The next expansion for Civilization 5 comes in peace, or it mostly comes in peace. Brave New World is Firaxis’ attempt to completely reinvent the endgame of the turn-based civ-sim. Firaxis want to make Civ’s end-game as dynamic and as engaging as the earlier stages of play.
They’re all too aware of how their game gradually becomes static, turning from exploration into economics, replacing the adventure with administration. They hope that this expansion will change all that, and so they’re giving us art and archaeologists, culture and camels.
“Yeah, we’ve always had that problem in every version of Civilization. How do we make the endgame compelling?” asks producer Dennis Shirk, as he describes a problem where the fun has ended long before the game itself.
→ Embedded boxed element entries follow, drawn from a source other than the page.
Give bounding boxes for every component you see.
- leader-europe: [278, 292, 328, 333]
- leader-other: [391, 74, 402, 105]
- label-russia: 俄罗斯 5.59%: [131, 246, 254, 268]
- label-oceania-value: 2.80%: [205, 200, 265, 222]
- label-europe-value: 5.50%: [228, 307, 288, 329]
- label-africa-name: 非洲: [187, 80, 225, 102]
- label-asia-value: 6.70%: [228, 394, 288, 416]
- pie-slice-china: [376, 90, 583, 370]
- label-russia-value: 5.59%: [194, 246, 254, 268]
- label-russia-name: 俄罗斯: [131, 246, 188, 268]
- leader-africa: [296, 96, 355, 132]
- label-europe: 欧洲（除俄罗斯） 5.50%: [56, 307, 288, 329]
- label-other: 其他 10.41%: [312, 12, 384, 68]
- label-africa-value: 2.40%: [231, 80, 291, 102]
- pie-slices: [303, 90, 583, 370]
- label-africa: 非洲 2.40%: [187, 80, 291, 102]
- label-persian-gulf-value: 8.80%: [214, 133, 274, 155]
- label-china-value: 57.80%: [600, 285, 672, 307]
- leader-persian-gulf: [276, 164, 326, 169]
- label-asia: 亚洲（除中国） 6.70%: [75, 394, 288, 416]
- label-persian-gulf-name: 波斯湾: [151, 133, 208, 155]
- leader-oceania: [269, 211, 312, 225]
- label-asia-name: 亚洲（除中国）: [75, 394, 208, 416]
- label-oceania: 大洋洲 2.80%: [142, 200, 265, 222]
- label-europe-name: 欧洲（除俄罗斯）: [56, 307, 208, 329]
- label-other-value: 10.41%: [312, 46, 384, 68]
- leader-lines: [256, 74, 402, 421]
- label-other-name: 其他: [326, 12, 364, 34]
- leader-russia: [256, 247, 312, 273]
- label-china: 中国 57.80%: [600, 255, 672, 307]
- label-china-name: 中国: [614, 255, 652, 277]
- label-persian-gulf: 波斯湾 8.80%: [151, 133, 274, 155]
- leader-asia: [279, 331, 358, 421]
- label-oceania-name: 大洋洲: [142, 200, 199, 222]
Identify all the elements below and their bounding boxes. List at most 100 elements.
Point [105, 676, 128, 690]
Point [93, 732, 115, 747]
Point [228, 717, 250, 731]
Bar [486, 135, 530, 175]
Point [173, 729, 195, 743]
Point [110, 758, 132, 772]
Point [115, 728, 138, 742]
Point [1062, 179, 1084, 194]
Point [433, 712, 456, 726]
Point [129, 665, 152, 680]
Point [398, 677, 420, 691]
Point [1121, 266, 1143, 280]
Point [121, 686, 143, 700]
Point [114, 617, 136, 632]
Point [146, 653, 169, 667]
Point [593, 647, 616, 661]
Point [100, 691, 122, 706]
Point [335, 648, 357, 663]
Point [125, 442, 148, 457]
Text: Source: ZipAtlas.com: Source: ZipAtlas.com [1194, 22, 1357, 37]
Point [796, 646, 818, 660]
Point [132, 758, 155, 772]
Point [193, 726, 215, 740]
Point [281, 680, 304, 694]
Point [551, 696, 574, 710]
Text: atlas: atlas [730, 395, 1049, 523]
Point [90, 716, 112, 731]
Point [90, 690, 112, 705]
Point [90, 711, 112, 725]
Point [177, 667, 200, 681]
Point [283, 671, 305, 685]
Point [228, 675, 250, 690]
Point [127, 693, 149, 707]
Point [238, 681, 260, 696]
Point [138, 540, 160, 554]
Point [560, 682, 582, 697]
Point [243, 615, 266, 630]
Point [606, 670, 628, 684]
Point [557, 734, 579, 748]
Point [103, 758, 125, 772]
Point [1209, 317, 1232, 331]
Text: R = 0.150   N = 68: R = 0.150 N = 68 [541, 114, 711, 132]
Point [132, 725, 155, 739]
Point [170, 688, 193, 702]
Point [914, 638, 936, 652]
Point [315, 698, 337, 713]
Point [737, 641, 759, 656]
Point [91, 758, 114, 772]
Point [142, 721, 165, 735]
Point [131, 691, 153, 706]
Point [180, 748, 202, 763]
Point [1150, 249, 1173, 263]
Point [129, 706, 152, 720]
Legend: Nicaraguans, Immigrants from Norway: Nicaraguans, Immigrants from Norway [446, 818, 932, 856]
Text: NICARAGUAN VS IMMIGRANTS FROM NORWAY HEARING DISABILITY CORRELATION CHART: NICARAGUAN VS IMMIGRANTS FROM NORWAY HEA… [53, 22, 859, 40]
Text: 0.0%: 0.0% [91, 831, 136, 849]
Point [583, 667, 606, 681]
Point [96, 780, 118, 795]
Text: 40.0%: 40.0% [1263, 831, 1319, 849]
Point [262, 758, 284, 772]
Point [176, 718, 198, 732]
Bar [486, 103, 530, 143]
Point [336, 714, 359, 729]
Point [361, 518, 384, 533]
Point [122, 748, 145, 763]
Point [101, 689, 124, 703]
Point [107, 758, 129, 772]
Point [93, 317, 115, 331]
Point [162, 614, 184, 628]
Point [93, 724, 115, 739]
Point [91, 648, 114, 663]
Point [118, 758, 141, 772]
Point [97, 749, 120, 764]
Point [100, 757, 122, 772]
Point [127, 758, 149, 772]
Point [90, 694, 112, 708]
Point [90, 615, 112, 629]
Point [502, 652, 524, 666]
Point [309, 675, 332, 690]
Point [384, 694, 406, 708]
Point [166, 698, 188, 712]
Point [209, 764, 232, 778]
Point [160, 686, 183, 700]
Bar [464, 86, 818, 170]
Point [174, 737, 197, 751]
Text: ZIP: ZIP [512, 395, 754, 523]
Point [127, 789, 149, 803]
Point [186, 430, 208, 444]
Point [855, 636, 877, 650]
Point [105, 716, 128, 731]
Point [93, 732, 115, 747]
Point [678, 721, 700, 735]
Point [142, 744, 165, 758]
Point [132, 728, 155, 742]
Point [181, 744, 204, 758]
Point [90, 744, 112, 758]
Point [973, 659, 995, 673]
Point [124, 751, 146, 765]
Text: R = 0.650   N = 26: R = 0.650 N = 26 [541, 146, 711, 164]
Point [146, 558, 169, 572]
Games like Civilization are commonly known as 4X titles because, as you play, you explore, expand, exterminate and exploit. But, as Dennis points out, the later stages of a Civilization game tend to see all of the map revealed and have the various factions filling up the last empty areas of the map. The chances to either explore or expand are lost, effectively cutting out half of what makes the game.
While players who prefer an aggressive, militaristic approach can continue to expand by dividing and conquering, that’s not everybody’s style. The idea always was that the Civilization series could also present peaceful routes to victory. That’s where Brave New World fits in. “This is really an expansion for the builders out there, people who’ve really wanted to explore the interactions between the civilizations, the diplomacy layers, and build that massive empire that exerts your will peacefully.”
To this end, they’ve substantially revamped the culture system to make room for more of those non-violent possibilities, giving peaceful players way to more effectively assert themselves.
Civ now has works of art, which can be created and used to populate wonders: you can now hang the Mona Lisa in your Louvre, or perform a play in your theatre, giving yourself a substantial culture boost. You can also send out artists on tours, perhaps moving one of your famous composers through a neighbour’s cities to show them just how cool you are. Along with your culture rating, you’ll also be keeping an eye on how much your civilization pulls in the tourists, which is also a measure of your influence. Attracting tourists can be a great way to boost both your culture ratings and your bank balance.
Perhaps cheekiest of all the new additions are the archaeologists, who you can send out to snatch ancient artifacts and haul them home for your viewing pleasure. Artifacts are generated based on historical events in the game. If a pitched battle was once fought on a particular hex, then two thousand years later there might well be a culturally significant find there which all the world’s archaeologists will want to plunder and haul homeward, each of them shouting how it “Belongs in a museum!”
Brave New World also adds a few branches to the tech tree and reintroduces a more old-fashioned approach to trade. You can once again build trade caravans and send them off to neighbouring civilization. Caravans can make you a lot of money, but they’re vulnerable units that you must keep your eye on.
Shirk recognises that these additions constitute a major change in the way Civ plays: and that’s on top of the new mechanics added in the last expansion, Gods and Kings.
“You’ve got Gods and Kings systems that are being brought forward here,” he explains, adding that players won’t need that expansion to play this one, but many of the systems behind it, as well as the lessons learned, will be carried forward. Teaching the AI to master or even to counter these new ways of playing has been a constant challenge. “While all the game systems are playing very well, we’re still teaching the AI to think tactically,” he continues. “A culture victory still a little too easy.”
Firaxis are making sure that the AI protects its caravans, that it knows how to behave when it finds itself in difficulty, that it knows when it’s appropriate to respond militarily or economically. Shirk isn’t shy about describing test situations where it has ruined its economy or responded to threats by building lots of camels. Testing needs time, he says, and Firaxis don’t want to rush. He adds that he’s glad to not feel the pressure of an imminent release date that some developers do.
“You can get to a point when you’re in beta, where all the machines are firing, marketing, PR, and there’s always a pressure to release,” he explains, but adds that Firaxis won’t be scared of holding a release back if they feel it won’t meet their own standards. Much like they did with XCOM, then? “Yes. XCOM was able to do that.”
Alongside the new game mechanics, Brave New World will also introduce a collection of new wonders (including the Parthenon and Florence’s Uffizi Gallery), nine more playable civilizations, (including the Poles, whose cavalry can push other units one hex backward, plus an old favourite, the Zulus).
There’s a lot more to come, including new scenarios, new units and new buildings, but Firaxis aren’t announcing everything yet. But we end on a philisophically devious note.
Should any other world leader give you trouble, Brave New World’s new World Congress might be your chance to attack without resorting to all out war. The Congress is formed once one civilization has met all of the others. It allows world leaders to gather together to discuss global affairs and, quite often, stick pins in each other’s plans by proposing big, game-changing resolutions. For example, you might table a motion to ban the hunting of whales, ostensibly because it’s humane, but really because one of your rivals relies on whaling to support their economy.
Diplomacy has never felt so devious.